Last minute holiday prep

The final shopping days of the holiday season are here.  As many shoppers head to the mall, many others will also shop online.  The e-commerce holiday selling season is shorter than its brick and mortar counterpart, as extra time needs to be factored in to accommodate the time needed for orders to be processed and shipped. 2016 consumer holiday spending is expected to increase 10% over 2015.  Further digital sales projected to rise by an astounding 25%, according to PwC’s 2016 Holiday Outlook. Considering this upward climb in e-commerce retail sales, your site traffic and sales volume will continue to increase, creating new demands to which store owners and staff must respond.

To make sure your store is ready for the flood of last minute holiday shoppers, here are 5 things you should do right now to ensure your store is operationally ready for the remainder of the holiday season. Hopefully you have already checked all or most of these off your list!

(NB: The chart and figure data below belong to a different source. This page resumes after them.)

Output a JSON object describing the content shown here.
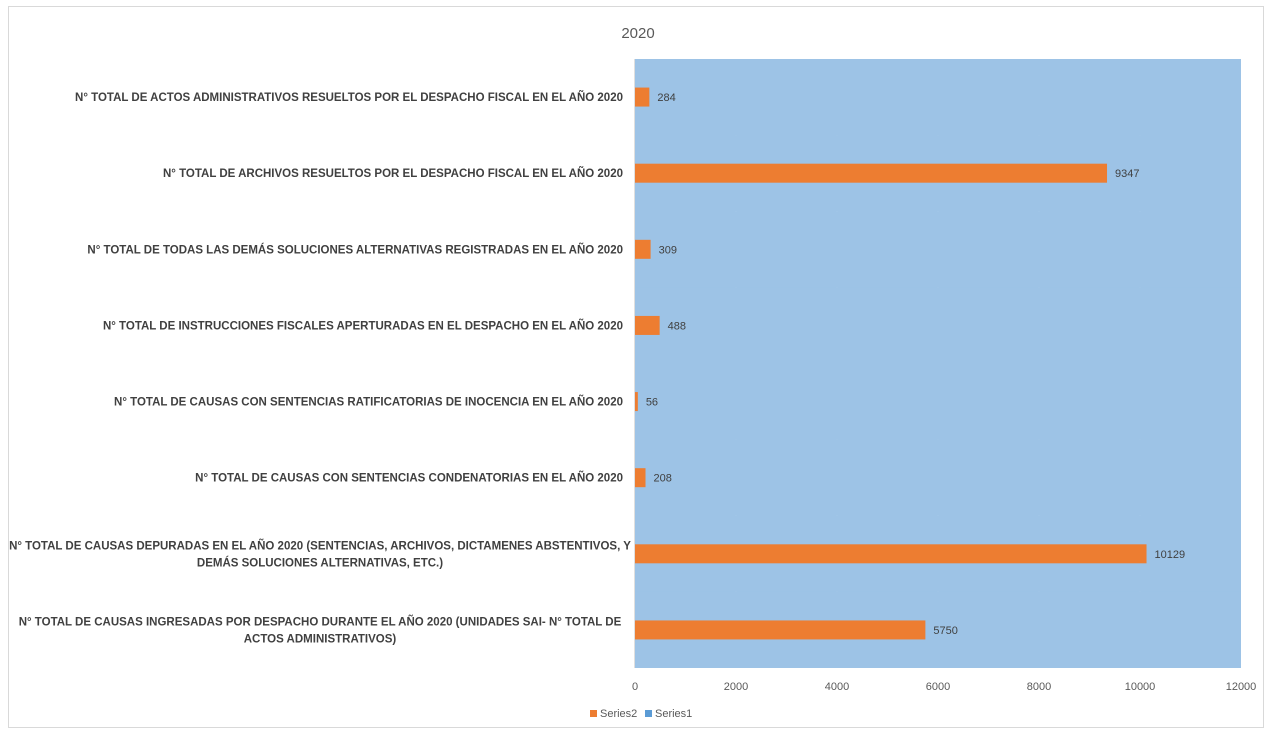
{
  "chart_data": {
    "type": "bar",
    "orientation": "horizontal",
    "title": "2020",
    "categories": [
      [
        "N° TOTAL DE ACTOS ADMINISTRATIVOS RESUELTOS POR EL DESPACHO FISCAL EN EL AÑO 2020"
      ],
      [
        "N° TOTAL DE ARCHIVOS RESUELTOS POR EL DESPACHO FISCAL EN EL AÑO 2020"
      ],
      [
        "N° TOTAL DE TODAS LAS DEMÁS SOLUCIONES ALTERNATIVAS REGISTRADAS EN EL AÑO 2020"
      ],
      [
        "N° TOTAL DE INSTRUCCIONES FISCALES APERTURADAS EN EL DESPACHO EN EL AÑO 2020"
      ],
      [
        "N° TOTAL DE CAUSAS CON SENTENCIAS RATIFICATORIAS DE INOCENCIA EN EL AÑO 2020"
      ],
      [
        "N° TOTAL DE CAUSAS CON SENTENCIAS CONDENATORIAS EN EL AÑO 2020"
      ],
      [
        "N° TOTAL DE CAUSAS DEPURADAS EN EL AÑO 2020 (SENTENCIAS, ARCHIVOS, DICTAMENES ABSTENTIVOS,  Y",
        "DEMÁS SOLUCIONES ALTERNATIVAS, ETC.)"
      ],
      [
        "N°  TOTAL DE CAUSAS INGRESADAS POR DESPACHO DURANTE EL AÑO 2020 (UNIDADES SAI- N° TOTAL DE",
        "ACTOS ADMINISTRATIVOS)"
      ]
    ],
    "series": [
      {
        "name": "Series2",
        "color": "#ed7d31",
        "values": [
          284,
          9347,
          309,
          488,
          56,
          208,
          10129,
          5750
        ]
      },
      {
        "name": "Series1",
        "color": "#9dc3e6",
        "values": [
          12000,
          12000,
          12000,
          12000,
          12000,
          12000,
          12000,
          12000
        ]
      }
    ],
    "xlim": [
      0,
      12000
    ],
    "xticks": [
      "0",
      "2000",
      "4000",
      "6000",
      "8000",
      "10000",
      "12000"
    ],
    "grid": true,
    "legend": "bottom",
    "plot_background": "#9dc3e6",
    "gridline_color": "#c9dff2"
  }
}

  1. Define KPIs How do you determine if this holiday season was truly a success for your business?  KPIs are goals for your store’s performance.  Online stores can be complex and multi-faceted businesses, so be sure to include goals for metrics related to the performance of both technical and retail focused parts of your online store.  After the holiday season, review and analyze all collected data, using it to answer questions about your store’s performance and how it can improve.  Examples of e-commerce KPIs may include: bounce rate, new vs. existing visitors and customers, abandoned cart rate, and conversion rate.  The list of what can be be measured is nearly endless.  For a more comprehensive list of e-commerce KPIs, check out:
  2. Implement a code freeze – A code freeze refers to stopping all changes to your store’s code during a defined period of time.  For the holiday season, your code freeze should already be in place, and active until December 27 or even longer, depending on your particular store.  This time frame helps boxing day shopping happen without worry of your customers’ experiences being disrupted by technical problems.
  3. Review your return & exchange policies – Have your store policies been reviewed or updated lately?  While this time of year is not ideal (or even a good idea) to be going through exercises such as major policy revisions, be sure your return and exchange statements include something to reflect the nuances of the holiday season, even if just minimal.  Are there blackout periods for returns and exchanges?  If not, do you need to implement this? Based on your holiday sales volume forecast, do you want to be dealing with returns and exchanges when you have a pile of orders to ship?  Be sure to consider if you need to extend return and exchange time-frames.  For instance, do you need to grant more time if something purchased as a gift in November needs to be returned in late December or early January?  Customers expect that you have altered your customer service policies accordingly, so make sure you are covered for all eventualities over the Christmas season.
  4. Inventory – When did you last check your inventory?  Are the quantities entered in your e-commerce system accurate? Does website stock information, whether it be on the back or front end, match what is actually in the stockroom or warehouse?  You can’t sell what you don’t have, so be sure to physically confirm inventory to avoid customer frustration and cancelled orders (which, by the way, are “the worst”).  When you have to cancel an order due to not having stock, you are not just losing revenue, you are most likely losing a customer.  No one wants to waste their time shopping on a site that leaves them guessing at whether something they would like to buy is even available.  Even more frustrating is getting a notice for a cancelled order, after having taken the time to visit and transact on a site.  Along with your product inventory, be sure you have enough supplies, such as boxes, tape, labels, ribbon, etc. to last you to at least the end of the season.  If you get a last minute spike in volume, you will need to focus your attention on processing and shipping out orders within your advertised window, not running out for supplies which should have already been stocked up weeks earlier.
  5. Optimize Merchandising – Your products should be organized and presented to customers in a way that is intuitive and extremely simple to navigate.  If a customer navigates to: clothing – men – shirts, then filters by an attribute such as “colour,” and selects “red,” they should only be presented with red shirts for men!
  6. But wait, there’s more! 
    • Bonus tip 6: Enjoy the holidays! After a hard Christmas season, be proud of all that you have accomplished! Owning or working in an e-commerce business, especially over the busy holiday season, can be very demanding.  Take some time to unwind with friends and family.  With a new year around the corner, now is a great time to reflect on the challenges and successes of the past year, and look to the future of your business.

However prepared or unprepared you might be, just remember that as an e-commerce retailer, your first priority is creating a flawless customer experience.  A brief but thorough review of some fundamentals aspects of what makes your store run, will ensure you survive the hectic Christmas season, setting you up for continued growth and success in the new year and beyond.